The letter was sent in January 2014, but it took the department for Jewish and marital status a year and a half, till June 2015, to answer the request. In the response, Rabbi Itamar Tubol, who runs the department, said the chief rabbinate did not recognize the conversion and provided no explanation as to why he was rejecting the request.

In another case dealt with by ITIM, a woman who converted in 2013 under the auspices of an Orthodox rabbi from the US, sent a request for recognition of her conversion to the department for Jewish and marital status so that she could get married. In the response, Tubol denied recognition of her conversion, once again without any explanation.

Following this response, the Orthodox rabbi who conducted the woman’s conversion wrote to the department in March 2014 appealing the decision and asking for an explanation as to why her conversion had been rejected. ITIM sent follow-up letters in June and August 2014 after the rabbi’s appeal was unanswered. However, neither the woman in question, the rabbi who converted her or ITIM have received any further response from Tubol’s office to date.

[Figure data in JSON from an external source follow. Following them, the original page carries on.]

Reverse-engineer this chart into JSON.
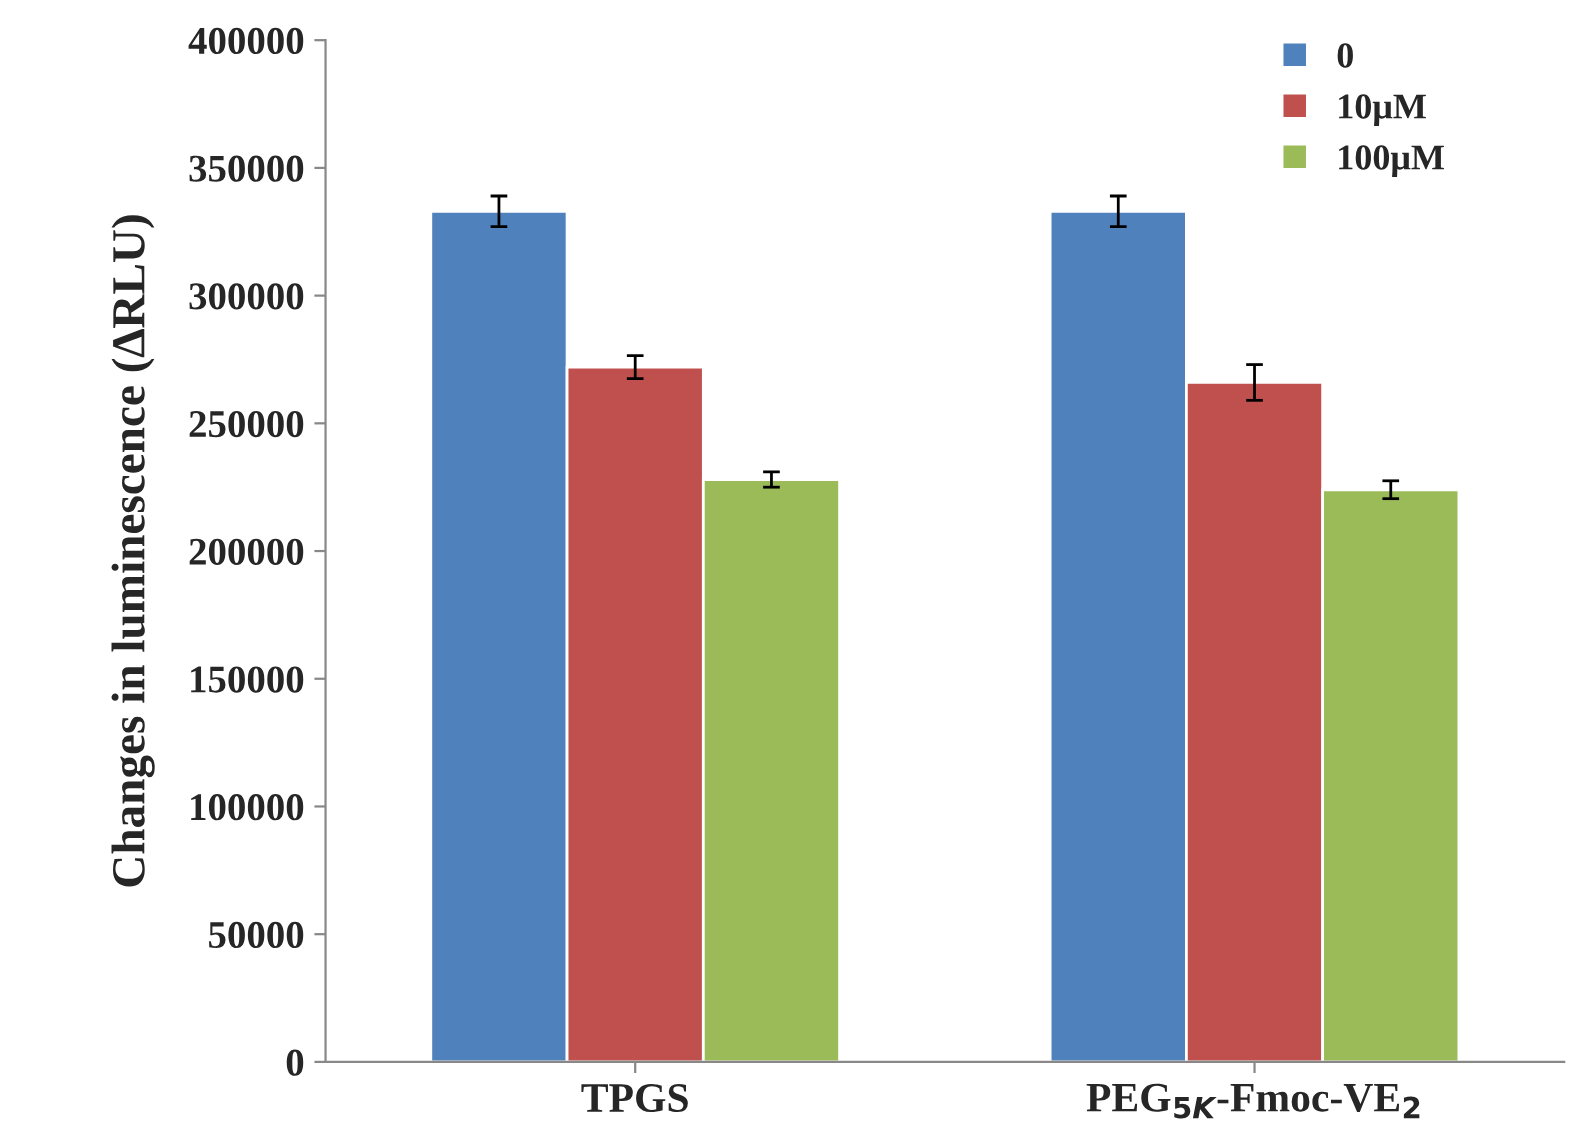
{
  "chart_data": {
    "type": "bar",
    "ylabel": "Changes in luminescence (∆RLU)",
    "categories": [
      "TPGS",
      "PEG$_{5K}$-Fmoc-VE$_{2}$"
    ],
    "series": [
      {
        "name": "0",
        "color": "#4f81bd",
        "values": [
          333000,
          333000
        ],
        "errors": [
          6000,
          6000
        ]
      },
      {
        "name": "10μM",
        "color": "#c0504d",
        "values": [
          272000,
          266000
        ],
        "errors": [
          4500,
          7000
        ]
      },
      {
        "name": "100μM",
        "color": "#9bbb59",
        "values": [
          228000,
          224000
        ],
        "errors": [
          3000,
          3500
        ]
      }
    ],
    "ylim": [
      0,
      400000
    ],
    "yticks": [
      0,
      50000,
      100000,
      150000,
      200000,
      250000,
      300000,
      350000,
      400000
    ],
    "grid": false,
    "legend": "top right"
  }
}
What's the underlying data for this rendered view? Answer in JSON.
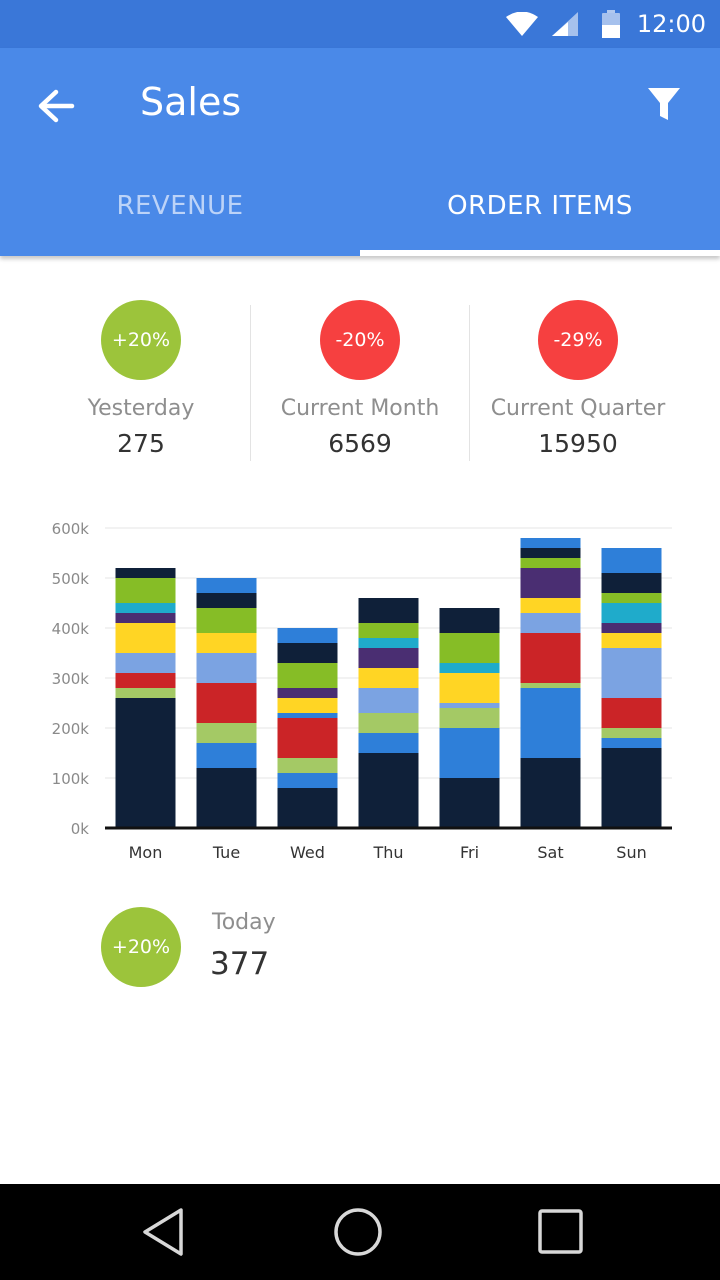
{
  "status_bar": {
    "time": "12:00"
  },
  "app_bar": {
    "title": "Sales"
  },
  "tabs": [
    {
      "label": "REVENUE",
      "selected": false
    },
    {
      "label": "ORDER ITEMS",
      "selected": true
    }
  ],
  "stats": [
    {
      "badge": "+20%",
      "badge_color": "#9cc43b",
      "label": "Yesterday",
      "value": "275"
    },
    {
      "badge": "-20%",
      "badge_color": "#f64040",
      "label": "Current Month",
      "value": "6569"
    },
    {
      "badge": "-29%",
      "badge_color": "#f64040",
      "label": "Current Quarter",
      "value": "15950"
    }
  ],
  "today": {
    "badge": "+20%",
    "badge_color": "#9cc43b",
    "label": "Today",
    "value": "377"
  },
  "chart_data": {
    "type": "bar",
    "stacked": true,
    "categories": [
      "Mon",
      "Tue",
      "Wed",
      "Thu",
      "Fri",
      "Sat",
      "Sun"
    ],
    "ylim": [
      0,
      600000
    ],
    "y_ticks": [
      "0k",
      "100k",
      "200k",
      "300k",
      "400k",
      "500k",
      "600k"
    ],
    "grid": true,
    "legend": "none",
    "segment_colors": [
      "#0f2039",
      "#a4c965",
      "#cb2427",
      "#7ba3e2",
      "#ffd524",
      "#4a2e72",
      "#1fabcb",
      "#86bd26",
      "#2e7fd9"
    ],
    "stacks": [
      [
        {
          "c": "#0f2039",
          "v": 260000
        },
        {
          "c": "#a4c965",
          "v": 20000
        },
        {
          "c": "#cb2427",
          "v": 30000
        },
        {
          "c": "#7ba3e2",
          "v": 40000
        },
        {
          "c": "#ffd524",
          "v": 60000
        },
        {
          "c": "#4a2e72",
          "v": 20000
        },
        {
          "c": "#1fabcb",
          "v": 20000
        },
        {
          "c": "#86bd26",
          "v": 50000
        },
        {
          "c": "#0f2039",
          "v": 20000
        }
      ],
      [
        {
          "c": "#0f2039",
          "v": 120000
        },
        {
          "c": "#2e7fd9",
          "v": 50000
        },
        {
          "c": "#a4c965",
          "v": 40000
        },
        {
          "c": "#cb2427",
          "v": 80000
        },
        {
          "c": "#7ba3e2",
          "v": 60000
        },
        {
          "c": "#ffd524",
          "v": 40000
        },
        {
          "c": "#86bd26",
          "v": 50000
        },
        {
          "c": "#0f2039",
          "v": 30000
        },
        {
          "c": "#2e7fd9",
          "v": 30000
        }
      ],
      [
        {
          "c": "#0f2039",
          "v": 80000
        },
        {
          "c": "#2e7fd9",
          "v": 30000
        },
        {
          "c": "#a4c965",
          "v": 30000
        },
        {
          "c": "#cb2427",
          "v": 80000
        },
        {
          "c": "#2e7fd9",
          "v": 10000
        },
        {
          "c": "#ffd524",
          "v": 30000
        },
        {
          "c": "#4a2e72",
          "v": 20000
        },
        {
          "c": "#86bd26",
          "v": 50000
        },
        {
          "c": "#0f2039",
          "v": 40000
        },
        {
          "c": "#2e7fd9",
          "v": 30000
        }
      ],
      [
        {
          "c": "#0f2039",
          "v": 150000
        },
        {
          "c": "#2e7fd9",
          "v": 40000
        },
        {
          "c": "#a4c965",
          "v": 40000
        },
        {
          "c": "#7ba3e2",
          "v": 50000
        },
        {
          "c": "#ffd524",
          "v": 40000
        },
        {
          "c": "#4a2e72",
          "v": 40000
        },
        {
          "c": "#1fabcb",
          "v": 20000
        },
        {
          "c": "#86bd26",
          "v": 30000
        },
        {
          "c": "#0f2039",
          "v": 50000
        }
      ],
      [
        {
          "c": "#0f2039",
          "v": 100000
        },
        {
          "c": "#2e7fd9",
          "v": 100000
        },
        {
          "c": "#a4c965",
          "v": 40000
        },
        {
          "c": "#7ba3e2",
          "v": 10000
        },
        {
          "c": "#ffd524",
          "v": 60000
        },
        {
          "c": "#1fabcb",
          "v": 20000
        },
        {
          "c": "#86bd26",
          "v": 60000
        },
        {
          "c": "#0f2039",
          "v": 50000
        }
      ],
      [
        {
          "c": "#0f2039",
          "v": 140000
        },
        {
          "c": "#2e7fd9",
          "v": 140000
        },
        {
          "c": "#a4c965",
          "v": 10000
        },
        {
          "c": "#cb2427",
          "v": 100000
        },
        {
          "c": "#7ba3e2",
          "v": 40000
        },
        {
          "c": "#ffd524",
          "v": 30000
        },
        {
          "c": "#4a2e72",
          "v": 60000
        },
        {
          "c": "#86bd26",
          "v": 20000
        },
        {
          "c": "#0f2039",
          "v": 20000
        },
        {
          "c": "#2e7fd9",
          "v": 20000
        }
      ],
      [
        {
          "c": "#0f2039",
          "v": 160000
        },
        {
          "c": "#2e7fd9",
          "v": 20000
        },
        {
          "c": "#a4c965",
          "v": 20000
        },
        {
          "c": "#cb2427",
          "v": 60000
        },
        {
          "c": "#7ba3e2",
          "v": 100000
        },
        {
          "c": "#ffd524",
          "v": 30000
        },
        {
          "c": "#4a2e72",
          "v": 20000
        },
        {
          "c": "#1fabcb",
          "v": 40000
        },
        {
          "c": "#86bd26",
          "v": 20000
        },
        {
          "c": "#0f2039",
          "v": 40000
        },
        {
          "c": "#2e7fd9",
          "v": 50000
        }
      ]
    ]
  }
}
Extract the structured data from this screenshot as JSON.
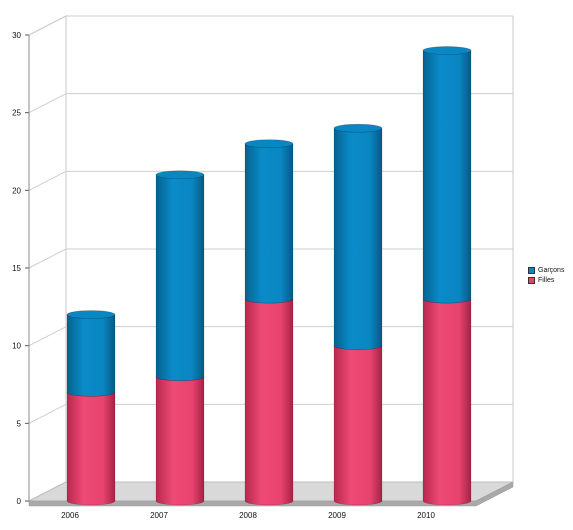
{
  "chart_data": {
    "type": "bar",
    "stacked": true,
    "style": "3d-cylinder",
    "categories": [
      "2006",
      "2007",
      "2008",
      "2009",
      "2010"
    ],
    "series": [
      {
        "name": "Filles",
        "color": "#e8436f",
        "values": [
          7,
          8,
          13,
          10,
          13
        ]
      },
      {
        "name": "Garçons",
        "color": "#0a86c2",
        "values": [
          5,
          13,
          10,
          14,
          16
        ]
      }
    ],
    "ylim": [
      0,
      30
    ],
    "yticks": [
      "0",
      "5",
      "10",
      "15",
      "20",
      "25",
      "30"
    ],
    "grid": true,
    "legend_position": "right"
  },
  "legend": {
    "items": [
      {
        "label": "Garçons",
        "color": "#0a86c2"
      },
      {
        "label": "Filles",
        "color": "#e8436f"
      }
    ]
  }
}
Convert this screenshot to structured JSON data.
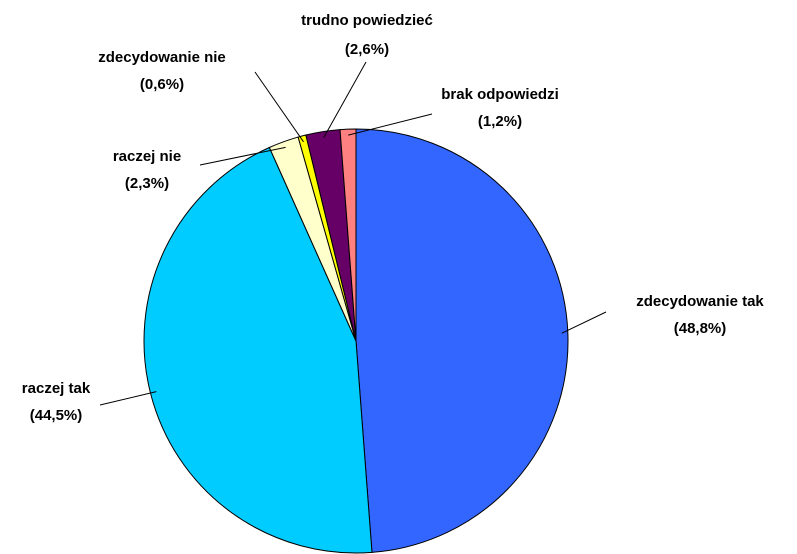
{
  "chart_data": {
    "type": "pie",
    "categories": [
      "zdecydowanie tak",
      "raczej tak",
      "raczej nie",
      "zdecydowanie nie",
      "trudno powiedzieć",
      "brak odpowiedzi"
    ],
    "values": [
      48.8,
      44.5,
      2.3,
      0.6,
      2.6,
      1.2
    ],
    "value_labels": [
      "(48,8%)",
      "(44,5%)",
      "(2,3%)",
      "(0,6%)",
      "(2,6%)",
      "(1,2%)"
    ],
    "colors": [
      "#3366ff",
      "#00ccff",
      "#ffffcc",
      "#ffff00",
      "#660066",
      "#ff8080"
    ]
  }
}
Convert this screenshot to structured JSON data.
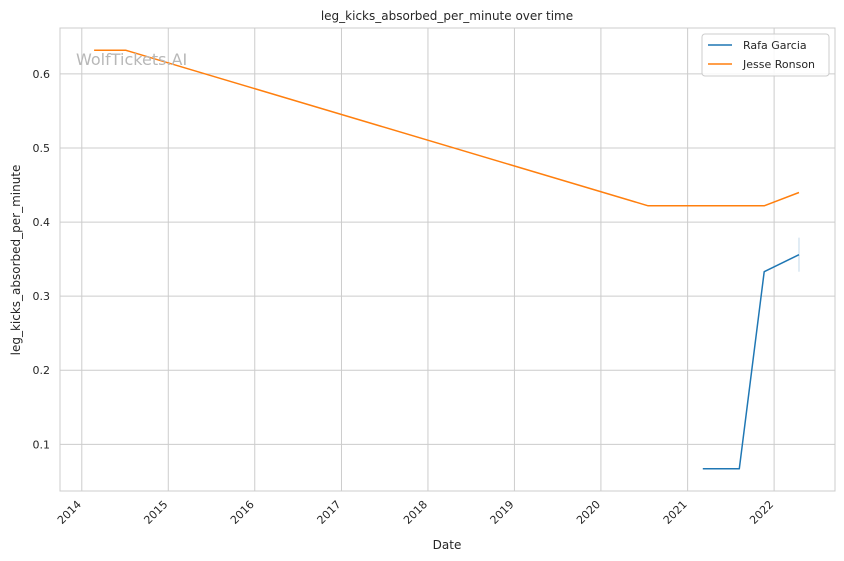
{
  "chart_data": {
    "type": "line",
    "title": "leg_kicks_absorbed_per_minute over time",
    "xlabel": "Date",
    "ylabel": "leg_kicks_absorbed_per_minute",
    "watermark": "WolfTickets.AI",
    "x_ticks": [
      "2014",
      "2015",
      "2016",
      "2017",
      "2018",
      "2019",
      "2020",
      "2021",
      "2022"
    ],
    "y_ticks": [
      0.1,
      0.2,
      0.3,
      0.4,
      0.5,
      0.6
    ],
    "xlim": [
      "2013-10-01",
      "2022-09-15"
    ],
    "ylim": [
      0.037,
      0.662
    ],
    "grid": true,
    "legend_position": "top-right",
    "series": [
      {
        "name": "Rafa Garcia",
        "color": "#1f77b4",
        "points": [
          {
            "x": "2021-03-06",
            "y": 0.067
          },
          {
            "x": "2021-08-07",
            "y": 0.067
          },
          {
            "x": "2021-11-20",
            "y": 0.333
          },
          {
            "x": "2022-04-16",
            "y": 0.356
          }
        ],
        "error_band": {
          "x": "2022-04-16",
          "y_low": 0.333,
          "y_high": 0.379
        }
      },
      {
        "name": "Jesse Ronson",
        "color": "#ff7f0e",
        "points": [
          {
            "x": "2014-02-22",
            "y": 0.632
          },
          {
            "x": "2014-07-05",
            "y": 0.632
          },
          {
            "x": "2020-07-18",
            "y": 0.422
          },
          {
            "x": "2021-11-20",
            "y": 0.422
          },
          {
            "x": "2022-04-16",
            "y": 0.44
          }
        ]
      }
    ]
  }
}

Bizarrely, a separate convert who converted under the same auspices of the same rabbi successfully gained recognition of her conversion by Tubol’s department.

Aside from denying recognition of foreign converts, the department has also failed to deal with other requests in a timely manner. It took the department half a year to certify the get, or bill of divorce, of a divorced man from the US. In another case, it took three months to get approval for a resident of the UK to get married in Israel, but her fiancé received approval only two months later, causing distress and monetary loss to the couple.

Owing to these deficiencies in the operation of the department, ITIM wrote a letter to the director of the Chief Rabbinate, Oded Flus, outlining its concerns and drawing attention to the department’s obligations according to government regulations to provide a response to requests made to public officials within 45 days of the request, and the obligation of providing an explanation for any rejections.

Flus did not respond to ITIM’s letter.

ITIM director Rabbi Seth Farber described the department’s practices as “unconscionable” and the list of cases outlined to Flus “a veritable shopping lost of offensive and outrageous inefficiency.” He added that the cases raised in the letter to Flus represented a fraction of similar cases it has dealt with in the past two years.

“Itim calls upon the rabbinate to immediately appoint a supervisor to this desk who is familiar with the nuances of Jewish communities in the Diaspora,” said Farber, “In addition, ITIM will insist that a full accounting of how many people had their legit - imate Jewish bona fides rejected because of incompetence.”

Following a request for comment by The Jerusalem Post regarding the two converts whose conversions were rejected, Tubol denied that in the first case the request was received in January 2014, saying it was received in April 2015, and that the conversion certificate from the Beth Din of America had not been sent to him.

Regarding the second case, Tubol said that he had never received any further correspondence regarding her case after the initial rejection and that he had explained the reasons for the rejection to the rabbi who had converted the woman.

A source in the Chief Rabbinate explained that “a severe shortage in manpower” was responsible for the delays.

In response to Tubol’s comments, Farber stated that, “In every case, ITIM provided initial letters, reminders, reminders to the reminders, and powers of attorney. The fact that the rabbinate claims that their file was opened on a certain date simply highlights the chaos that characterizes this sensitive office. ITIM has in its possession certifications of receipt from the rabbinate for each of the initial petitions.

“The categorical denial on the part of the rabbinate is, unfortunately, part of the problem. Rather than taking responsibility for the tragedy they inflict upon hundreds of immigrants each month, they simply bury their heads in the sand.”